Hij stootte Lowietje met de elleboog aan.

‘Als je een van de jongens ziet,’ fluisterde hij, ‘geef je me een seintje.’

De caféhouder knikte haast automatisch. Hij had geen verweer. De entourage en de nagalm van Van Schaicks woorden hadden hem murw gemaakt.
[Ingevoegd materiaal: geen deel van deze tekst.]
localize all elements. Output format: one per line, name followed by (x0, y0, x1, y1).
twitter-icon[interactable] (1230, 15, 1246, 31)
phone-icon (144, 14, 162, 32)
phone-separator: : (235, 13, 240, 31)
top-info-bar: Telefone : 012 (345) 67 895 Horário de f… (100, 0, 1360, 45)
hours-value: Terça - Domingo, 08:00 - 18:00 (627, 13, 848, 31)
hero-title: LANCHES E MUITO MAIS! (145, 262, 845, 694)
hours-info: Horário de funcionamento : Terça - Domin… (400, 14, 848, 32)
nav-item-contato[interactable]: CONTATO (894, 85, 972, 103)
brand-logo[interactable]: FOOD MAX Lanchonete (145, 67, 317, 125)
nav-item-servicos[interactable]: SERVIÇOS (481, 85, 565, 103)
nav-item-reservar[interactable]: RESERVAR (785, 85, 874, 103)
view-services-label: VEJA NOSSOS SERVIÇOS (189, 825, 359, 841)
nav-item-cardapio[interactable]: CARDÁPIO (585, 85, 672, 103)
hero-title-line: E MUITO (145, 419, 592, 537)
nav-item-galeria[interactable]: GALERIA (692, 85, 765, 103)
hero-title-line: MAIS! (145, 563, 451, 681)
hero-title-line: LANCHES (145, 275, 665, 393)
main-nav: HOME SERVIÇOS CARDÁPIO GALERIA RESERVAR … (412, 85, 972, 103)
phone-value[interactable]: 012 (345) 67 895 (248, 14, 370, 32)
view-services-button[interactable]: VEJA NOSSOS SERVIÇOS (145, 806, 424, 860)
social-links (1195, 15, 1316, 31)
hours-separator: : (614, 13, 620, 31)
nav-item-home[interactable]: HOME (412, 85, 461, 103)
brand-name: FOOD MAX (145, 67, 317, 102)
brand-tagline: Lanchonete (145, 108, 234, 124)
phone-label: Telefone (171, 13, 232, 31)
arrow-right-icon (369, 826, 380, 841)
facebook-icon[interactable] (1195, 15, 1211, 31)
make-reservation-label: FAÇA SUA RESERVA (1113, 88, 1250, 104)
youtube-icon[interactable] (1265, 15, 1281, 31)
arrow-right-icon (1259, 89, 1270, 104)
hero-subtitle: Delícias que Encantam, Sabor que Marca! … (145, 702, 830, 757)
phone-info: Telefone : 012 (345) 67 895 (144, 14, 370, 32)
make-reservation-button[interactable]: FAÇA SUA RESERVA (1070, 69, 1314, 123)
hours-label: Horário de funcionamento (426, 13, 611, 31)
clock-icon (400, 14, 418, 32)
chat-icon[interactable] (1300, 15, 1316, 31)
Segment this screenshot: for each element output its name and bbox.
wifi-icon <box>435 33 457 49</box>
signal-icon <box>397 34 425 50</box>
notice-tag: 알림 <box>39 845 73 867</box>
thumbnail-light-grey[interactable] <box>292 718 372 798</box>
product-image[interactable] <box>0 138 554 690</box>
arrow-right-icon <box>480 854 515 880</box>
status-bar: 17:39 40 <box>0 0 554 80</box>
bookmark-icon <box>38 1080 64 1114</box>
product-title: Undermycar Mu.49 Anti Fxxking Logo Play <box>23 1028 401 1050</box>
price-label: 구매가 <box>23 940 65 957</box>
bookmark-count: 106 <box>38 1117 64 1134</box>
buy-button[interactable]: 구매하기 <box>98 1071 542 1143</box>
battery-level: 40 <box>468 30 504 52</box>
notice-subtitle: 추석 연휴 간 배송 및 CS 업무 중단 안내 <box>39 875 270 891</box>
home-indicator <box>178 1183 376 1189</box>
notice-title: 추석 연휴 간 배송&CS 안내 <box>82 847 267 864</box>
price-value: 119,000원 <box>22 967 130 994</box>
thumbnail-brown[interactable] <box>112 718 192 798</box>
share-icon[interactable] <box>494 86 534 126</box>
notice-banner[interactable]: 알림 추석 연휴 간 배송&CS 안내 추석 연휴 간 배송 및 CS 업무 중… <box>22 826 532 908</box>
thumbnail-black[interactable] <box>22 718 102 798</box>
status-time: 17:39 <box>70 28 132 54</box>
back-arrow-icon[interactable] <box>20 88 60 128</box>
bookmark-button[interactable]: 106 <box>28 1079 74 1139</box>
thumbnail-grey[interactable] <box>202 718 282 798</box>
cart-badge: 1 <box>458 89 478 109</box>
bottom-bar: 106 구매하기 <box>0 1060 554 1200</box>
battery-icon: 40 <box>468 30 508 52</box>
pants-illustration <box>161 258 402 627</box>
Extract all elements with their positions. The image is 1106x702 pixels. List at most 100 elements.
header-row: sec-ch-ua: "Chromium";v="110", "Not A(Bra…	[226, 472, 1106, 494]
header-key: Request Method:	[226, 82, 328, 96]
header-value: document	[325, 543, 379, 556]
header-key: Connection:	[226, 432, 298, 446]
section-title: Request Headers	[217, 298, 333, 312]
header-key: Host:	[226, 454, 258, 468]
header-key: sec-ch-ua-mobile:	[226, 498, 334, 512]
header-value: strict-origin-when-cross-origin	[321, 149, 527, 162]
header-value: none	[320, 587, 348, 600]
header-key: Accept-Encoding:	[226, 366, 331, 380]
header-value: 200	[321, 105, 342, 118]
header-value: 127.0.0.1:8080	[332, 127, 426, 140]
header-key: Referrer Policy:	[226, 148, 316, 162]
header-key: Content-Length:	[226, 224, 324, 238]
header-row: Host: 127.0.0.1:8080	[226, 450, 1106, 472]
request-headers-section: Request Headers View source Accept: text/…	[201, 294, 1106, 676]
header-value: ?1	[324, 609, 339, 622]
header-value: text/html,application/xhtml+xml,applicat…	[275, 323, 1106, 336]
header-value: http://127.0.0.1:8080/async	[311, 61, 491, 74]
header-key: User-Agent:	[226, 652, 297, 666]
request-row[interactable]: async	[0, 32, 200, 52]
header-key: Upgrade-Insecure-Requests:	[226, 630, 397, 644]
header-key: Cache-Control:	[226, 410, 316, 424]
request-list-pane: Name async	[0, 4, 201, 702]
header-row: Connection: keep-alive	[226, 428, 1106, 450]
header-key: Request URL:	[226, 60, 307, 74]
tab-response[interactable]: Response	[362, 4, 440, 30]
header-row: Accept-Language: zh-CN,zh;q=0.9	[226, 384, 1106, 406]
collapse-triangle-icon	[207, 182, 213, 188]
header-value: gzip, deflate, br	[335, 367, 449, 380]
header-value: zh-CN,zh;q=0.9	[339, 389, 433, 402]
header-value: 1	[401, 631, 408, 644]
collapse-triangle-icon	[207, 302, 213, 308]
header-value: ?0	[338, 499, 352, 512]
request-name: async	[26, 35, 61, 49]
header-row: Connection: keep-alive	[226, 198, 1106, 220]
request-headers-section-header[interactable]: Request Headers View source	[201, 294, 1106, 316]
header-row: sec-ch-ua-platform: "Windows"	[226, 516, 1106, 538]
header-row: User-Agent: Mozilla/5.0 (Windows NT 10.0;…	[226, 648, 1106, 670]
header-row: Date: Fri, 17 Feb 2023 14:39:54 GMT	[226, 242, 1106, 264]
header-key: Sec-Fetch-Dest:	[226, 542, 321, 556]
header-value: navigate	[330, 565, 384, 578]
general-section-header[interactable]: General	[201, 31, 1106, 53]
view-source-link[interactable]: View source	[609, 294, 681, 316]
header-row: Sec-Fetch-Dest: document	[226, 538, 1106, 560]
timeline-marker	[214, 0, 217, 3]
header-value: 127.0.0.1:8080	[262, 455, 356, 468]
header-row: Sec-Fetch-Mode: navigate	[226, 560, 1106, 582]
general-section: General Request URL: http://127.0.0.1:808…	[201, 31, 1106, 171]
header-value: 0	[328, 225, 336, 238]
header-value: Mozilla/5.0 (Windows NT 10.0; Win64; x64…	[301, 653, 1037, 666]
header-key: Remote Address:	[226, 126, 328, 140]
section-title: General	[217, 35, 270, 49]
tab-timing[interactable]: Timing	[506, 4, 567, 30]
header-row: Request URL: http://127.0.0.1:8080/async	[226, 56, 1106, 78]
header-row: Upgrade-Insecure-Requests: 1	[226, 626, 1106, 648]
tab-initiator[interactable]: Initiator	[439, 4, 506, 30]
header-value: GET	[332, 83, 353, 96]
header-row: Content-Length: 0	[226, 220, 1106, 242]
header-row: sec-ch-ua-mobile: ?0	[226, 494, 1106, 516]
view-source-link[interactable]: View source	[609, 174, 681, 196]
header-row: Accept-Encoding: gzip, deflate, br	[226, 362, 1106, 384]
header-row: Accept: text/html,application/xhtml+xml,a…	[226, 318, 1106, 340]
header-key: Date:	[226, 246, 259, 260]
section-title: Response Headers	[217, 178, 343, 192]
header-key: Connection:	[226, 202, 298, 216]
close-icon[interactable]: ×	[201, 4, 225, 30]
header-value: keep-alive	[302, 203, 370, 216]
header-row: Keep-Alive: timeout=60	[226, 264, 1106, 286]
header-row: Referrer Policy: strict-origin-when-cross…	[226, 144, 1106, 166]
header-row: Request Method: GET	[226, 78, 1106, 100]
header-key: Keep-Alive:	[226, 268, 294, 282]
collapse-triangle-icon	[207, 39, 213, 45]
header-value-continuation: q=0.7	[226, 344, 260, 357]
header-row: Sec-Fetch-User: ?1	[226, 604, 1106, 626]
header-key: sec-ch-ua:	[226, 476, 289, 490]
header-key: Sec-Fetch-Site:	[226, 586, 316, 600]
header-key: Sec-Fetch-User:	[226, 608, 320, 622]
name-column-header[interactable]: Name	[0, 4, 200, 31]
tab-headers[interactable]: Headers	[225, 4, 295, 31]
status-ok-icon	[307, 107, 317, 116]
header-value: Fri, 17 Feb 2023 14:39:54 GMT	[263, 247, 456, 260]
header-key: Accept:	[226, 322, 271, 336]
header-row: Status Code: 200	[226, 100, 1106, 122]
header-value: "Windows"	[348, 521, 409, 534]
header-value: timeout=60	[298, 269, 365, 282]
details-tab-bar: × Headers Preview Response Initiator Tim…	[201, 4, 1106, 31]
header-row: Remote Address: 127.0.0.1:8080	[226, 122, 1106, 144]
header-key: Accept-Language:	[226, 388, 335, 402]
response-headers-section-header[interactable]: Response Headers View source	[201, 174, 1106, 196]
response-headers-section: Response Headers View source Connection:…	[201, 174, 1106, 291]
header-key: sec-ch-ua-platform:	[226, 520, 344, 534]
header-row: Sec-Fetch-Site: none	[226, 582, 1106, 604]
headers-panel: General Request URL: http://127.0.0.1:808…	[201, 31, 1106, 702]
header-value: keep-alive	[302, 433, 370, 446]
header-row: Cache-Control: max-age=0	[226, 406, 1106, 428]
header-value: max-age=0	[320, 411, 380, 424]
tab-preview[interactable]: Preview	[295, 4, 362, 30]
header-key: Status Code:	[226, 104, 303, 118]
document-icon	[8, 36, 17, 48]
De Cock vroeg zich af waarom Lowietje de jongens steeds in bescherming had genomen. De whiskyfles die hij op de ruwhouten tafel in de Boerensteeg had gezien, kwam uit het café van Lowie. Daaraan was geen twijfel mogelijk. Op het etiket stond het merkteken dat Lowietje altijd op zijn flessen aanbracht. Het was nota bene een advies van hemzelf. Toen Lowietje jaren geleden regelmatig door een jeugdige werkster werd bestolen en het bewijs moeilijk viel te leveren, had hij de caféhouder aangeraden zijn flessen op een bepaalde manier te merken. Lowietje had er een gewoonte van gemaakt.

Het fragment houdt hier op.